S’il devait y avoir une révolution, et il devait y en avoir portant, le moment idéal aurait été ce moment où l’incarnation du système dominant arrêta l’éminent historien Tène Youssouf Guèye et ses camarades dont le seul tort était d’avoir crié qu’ils sont différent et qu’ils s’érigeaient contre l’ostracisme. Et tout le monde semblaient ravis de leur sort puis de leurs morts !

S’il devait y avoir une révolution, et il devait vraiment en avoir, c’était ce jour-là où nous foulâmes au grand regret le ramadan, un des cinq principaux piliers de l’Islam sous nos pieds et nous égorgeâmes, nous violâmes, nous déportâmes, nous usurpâmes… Et que sais-je encore ! Tout cela au nom du racisme et la barbarie. Peut-on aujourd’hui le nier ?

S’il devait y avoir une révolution, et il devait y en avoir justement, ce devait être pendant ces années de braise où des fosses communes s’ouvrirent grandement comme les gueules hideuses de Satan et avalèrent les charniers, étouffèrent l’odeur putride des corps ; ces années où des mauritaniens de souches écartelèrent, déchiquetèrent, criblèrent de balles des mauritaniens de souche, leurs frères de sang et d’armes, comme des ennemis exterminés sur le champ de guerre. Le motif, ce n’est ni plus ni moins qu’ils sont nés nègres et don différents…

S’il devait y avoir une révolution, et il devait en avoir, pourquoi pas à la suite de l’élection de 1992 quand on tira à bout portant sur les militants entourant Boubacar Ould Messaoud et ses amis devant le siège de l’UFD, à Nouadhibou tuant quatre négro-africain. C’est l’élection au cours de laquelle disparut le wali de Nouadhibou. Jamais on ne reparla des opposants massacrés, ni du wali éploré. 15 jours après ce drame, on libéra Boubacar tandis qu’Ould Taya recevait Oulde Babah à la présidence de la République comme si rien n’était.

S’il devait y avoir de révolution, et il devait en avoir en son temps, c’était quand les généraux et parlementaires de la fronde se sont ligués prenant en otage la légalité constitutionnelle et la Mauritanie toute entière ; quand les légalistes ont investi la rue s’opposant à l’usurpation du pouvoir par la force et le mépris de la volonté du peuple.

S’il devait y avoir une révolution, et il devait y en avoir, pourquoi pas en 2009, c’était quand, ensemble, les partis du FNDD ont décidé de porter Messaoud Ould Boulkheïr à l’élection présidentielle, chose à laquelle seuls les islamistes de Tawassoul avaient dérogé.
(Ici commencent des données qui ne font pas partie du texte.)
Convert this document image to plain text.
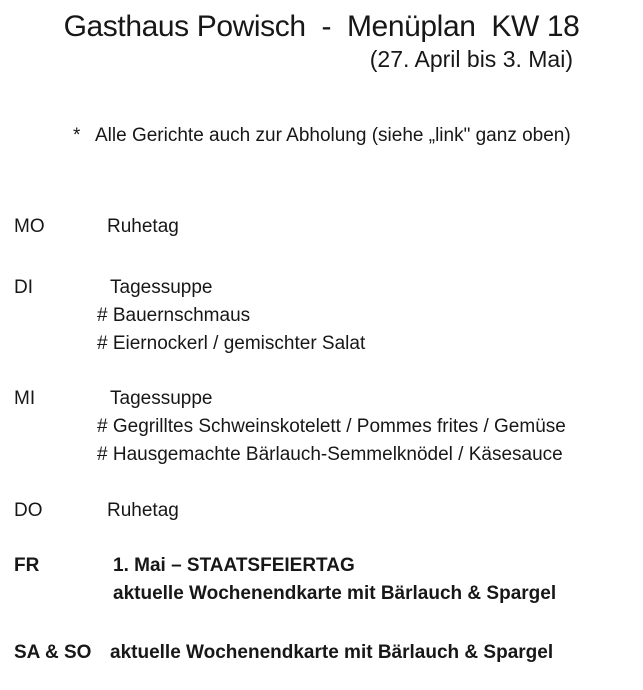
Gasthaus Powisch  -  Menüplan  KW 18
(27. April bis 3. Mai)
* Alle Gerichte auch zur Abholung (siehe „link" ganz oben)
MO	Ruhetag
DI	Tagessuppe
# Bauernschmaus
# Eiernockerl / gemischter Salat
MI	Tagessuppe
# Gegrilltes Schweinskotelett / Pommes frites / Gemüse
# Hausgemachte Bärlauch-Semmelknödel / Käsesauce
DO	Ruhetag
FR	1. Mai – STAATSFEIERTAG
aktuelle Wochenendkarte mit Bärlauch & Spargel
SA & SO aktuelle Wochenendkarte mit Bärlauch & Spargel
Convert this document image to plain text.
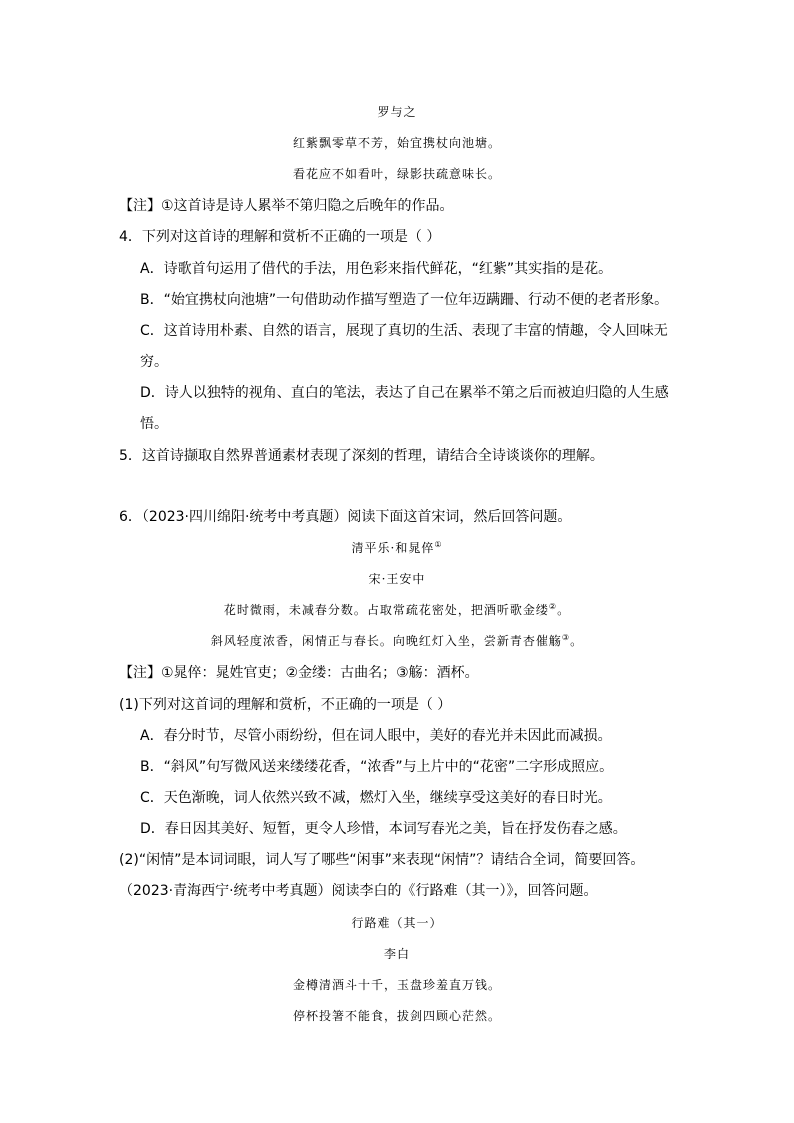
罗与之
红紫飘零草不芳，始宜携杖向池塘。
看花应不如看叶，绿影扶疏意味长。
【注】①这首诗是诗人累举不第归隐之后晚年的作品。
4．下列对这首诗的理解和赏析不正确的一项是（ ）
A．诗歌首句运用了借代的手法，用色彩来指代鲜花，“红紫”其实指的是花。
B．“始宜携杖向池塘”一句借助动作描写塑造了一位年迈蹒跚、行动不便的老者形象。
C．这首诗用朴素、自然的语言，展现了真切的生活、表现了丰富的情趣，令人回味无
穷。
D．诗人以独特的视角、直白的笔法，表达了自己在累举不第之后而被迫归隐的人生感
悟。
5．这首诗撷取自然界普通素材表现了深刻的哲理，请结合全诗谈谈你的理解。
6．（2023·四川绵阳·统考中考真题）阅读下面这首宋词，然后回答问题。
清平乐·和晁倅①
宋·王安中
花时微雨，未减春分数。占取常疏花密处，把酒听歌金缕②。
斜风轻度浓香，闲情正与春长。向晚红灯入坐，尝新青杏催觞③。
【注】①晁倅：晁姓官吏；②金缕：古曲名；③觞：酒杯。
(1)下列对这首词的理解和赏析，不正确的一项是（ ）
A．春分时节，尽管小雨纷纷，但在词人眼中，美好的春光并未因此而减损。
B．“斜风”句写微风送来缕缕花香，“浓香”与上片中的“花密”二字形成照应。
C．天色渐晚，词人依然兴致不减，燃灯入坐，继续享受这美好的春日时光。
D．春日因其美好、短暂，更令人珍惜，本词写春光之美，旨在抒发伤春之感。
(2)“闲情”是本词词眼，词人写了哪些“闲事”来表现“闲情”？请结合全词，简要回答。
（2023·青海西宁·统考中考真题）阅读李白的《行路难（其一）》，回答问题。
行路难（其一）
李白
金樽清酒斗十千，玉盘珍羞直万钱。
停杯投箸不能食，拔剑四顾心茫然。
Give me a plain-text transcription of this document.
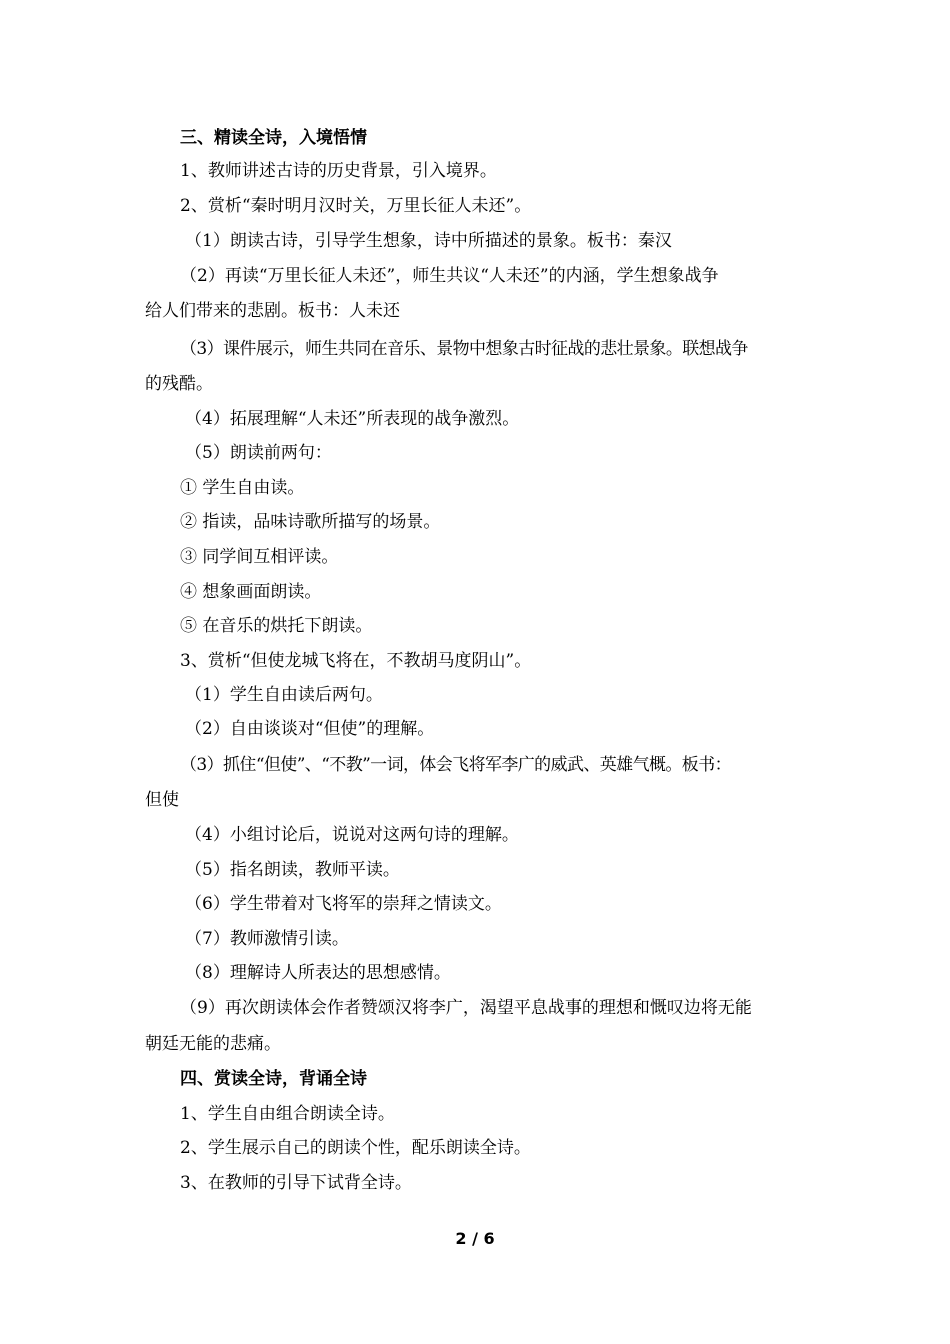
三、精读全诗，入境悟情
1、教师讲述古诗的历史背景，引入境界。
2、赏析“秦时明月汉时关，万里长征人未还”。
（1）朗读古诗，引导学生想象，诗中所描述的景象。板书：秦汉
（2）再读“万里长征人未还”，师生共议“人未还”的内涵，学生想象战争
给人们带来的悲剧。板书：人未还
（3）课件展示，师生共同在音乐、景物中想象古时征战的悲壮景象。联想战争
的残酷。
（4）拓展理解“人未还”所表现的战争激烈。
（5）朗读前两句：
① 学生自由读。
② 指读，品味诗歌所描写的场景。
③ 同学间互相评读。
④ 想象画面朗读。
⑤ 在音乐的烘托下朗读。
3、赏析“但使龙城飞将在，不教胡马度阴山”。
（1）学生自由读后两句。
（2）自由谈谈对“但使”的理解。
（3）抓住“但使”、“不教”一词，体会飞将军李广的威武、英雄气概。板书：
但使
（4）小组讨论后，说说对这两句诗的理解。
（5）指名朗读，教师平读。
（6）学生带着对飞将军的崇拜之情读文。
（7）教师激情引读。
（8）理解诗人所表达的思想感情。
（9）再次朗读体会作者赞颂汉将李广，渴望平息战事的理想和慨叹边将无能
朝廷无能的悲痛。
四、赏读全诗，背诵全诗
1、学生自由组合朗读全诗。
2、学生展示自己的朗读个性，配乐朗读全诗。
3、在教师的引导下试背全诗。
2 / 6
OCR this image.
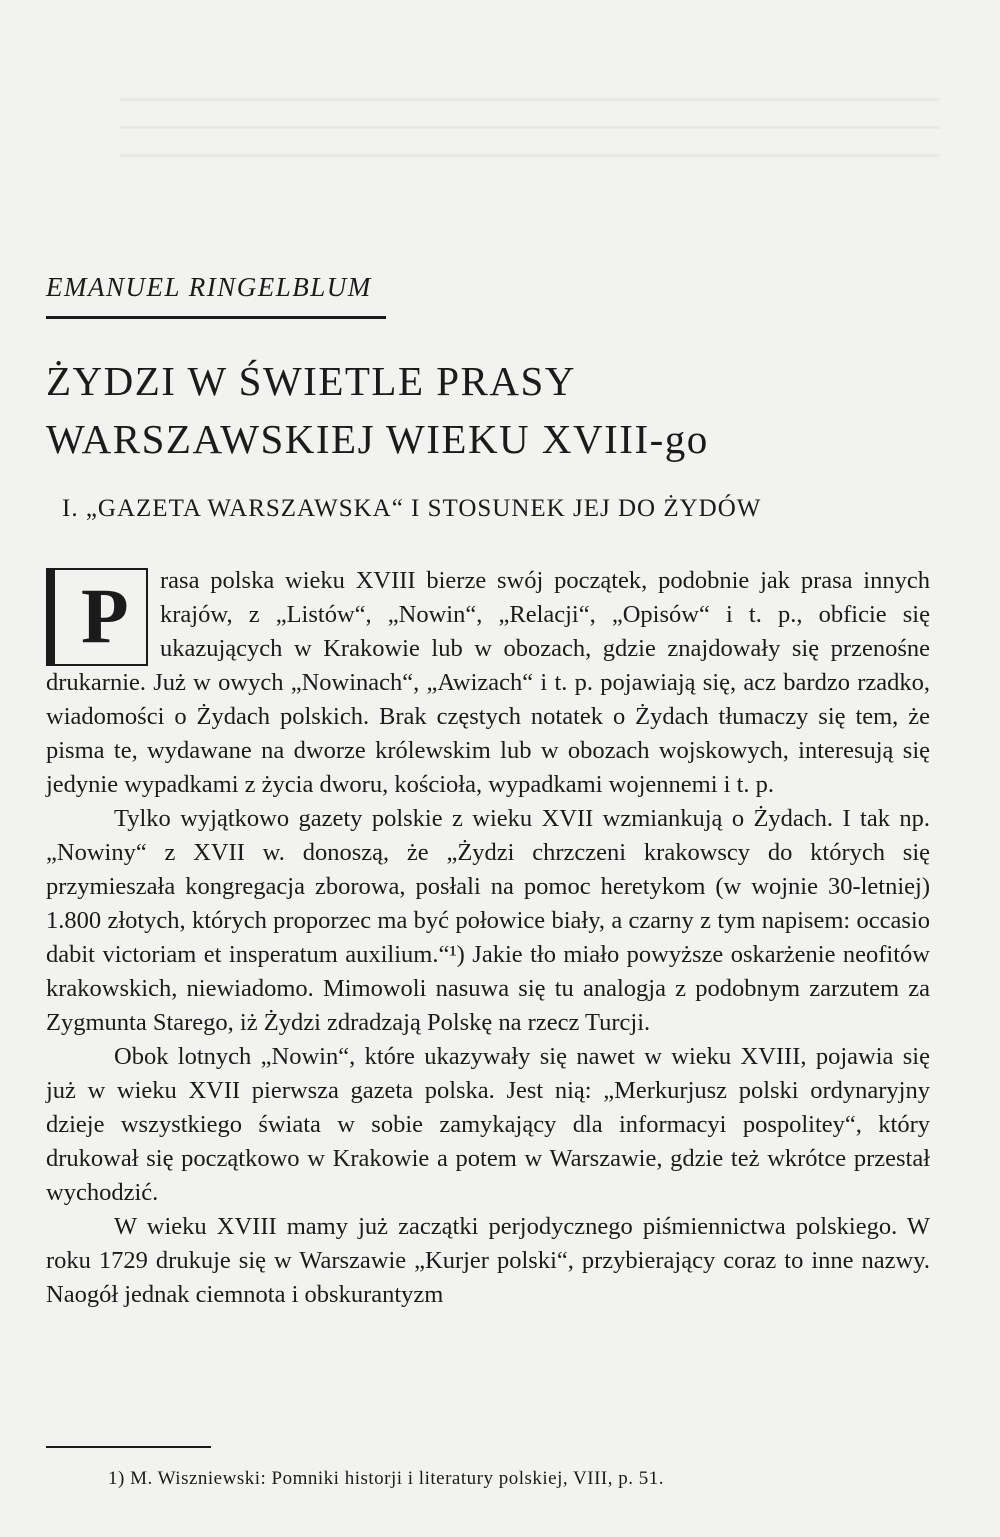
EMANUEL RINGELBLUM
ŻYDZI W ŚWIETLE PRASY
WARSZAWSKIEJ WIEKU XVIII-go
I. „GAZETA WARSZAWSKA“ I STOSUNEK JEJ DO ŻYDÓW

P rasa polska wieku XVIII bierze swój początek, podobnie jak prasa innych krajów, z „Listów“, „Nowin“, „Relacji“, „Opisów“ i t. p., obficie się ukazujących w Krakowie lub w obozach, gdzie znajdowały się przenośne drukarnie. Już w owych „Nowinach“, „Awizach“ i t. p. pojawiają się, acz bardzo rzadko, wiadomości o Żydach polskich. Brak częstych notatek o Żydach tłumaczy się tem, że pisma te, wydawane na dworze królewskim lub w obozach wojskowych, interesują się jedynie wypadkami z życia dworu, kościoła, wypadkami wojennemi i t. p.

Tylko wyjątkowo gazety polskie z wieku XVII wzmiankują o Żydach. I tak np. „Nowiny“ z XVII w. donoszą, że „Żydzi chrzczeni krakowscy do których się przymieszała kongregacja zborowa, posłali na pomoc heretykom (w wojnie 30-letniej) 1.800 złotych, których proporzec ma być połowice biały, a czarny z tym napisem: occasio dabit victoriam et insperatum auxilium.“¹) Jakie tło miało powyższe oskarżenie neofitów krakowskich, niewiadomo. Mimowoli nasuwa się tu analogja z podobnym zarzutem za Zygmunta Starego, iż Żydzi zdradzają Polskę na rzecz Turcji.

Obok lotnych „Nowin“, które ukazywały się nawet w wieku XVIII, pojawia się już w wieku XVII pierwsza gazeta polska. Jest nią: „Merkurjusz polski ordynaryjny dzieje wszystkiego świata w sobie zamykający dla informacyi pospolitey“, który drukował się początkowo w Krakowie a potem w Warszawie, gdzie też wkrótce przestał wychodzić.

W wieku XVIII mamy już zaczątki perjodycznego piśmiennictwa polskiego. W roku 1729 drukuje się w Warszawie „Kurjer polski“, przybierający coraz to inne nazwy. Naogół jednak ciemnota i obskurantyzm

1) M. Wiszniewski: Pomniki historji i literatury polskiej, VIII, p. 51.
Même leur aile communément dite progressiste ne cachait pas son embarras quant à toute éventualité de soutenir un candidat hartani, sous prétexte que leurs bases ne suivraient pas !

Mais ironie du sort, ce sont certains cadres de ce même parti qui multiplient aujourd’hui les initiatives, souvent en aparté avec l’intelligentsia Hratin en tentant de l’amener à prêcher la révolution. L’objectif n’étant pas plus de bâtir un Etat moderne que de vouloir reproduire le scénario libyen, tunisien, marocain et égyptien. Pourquoi aller à la conquête du pouvoir d’abord ?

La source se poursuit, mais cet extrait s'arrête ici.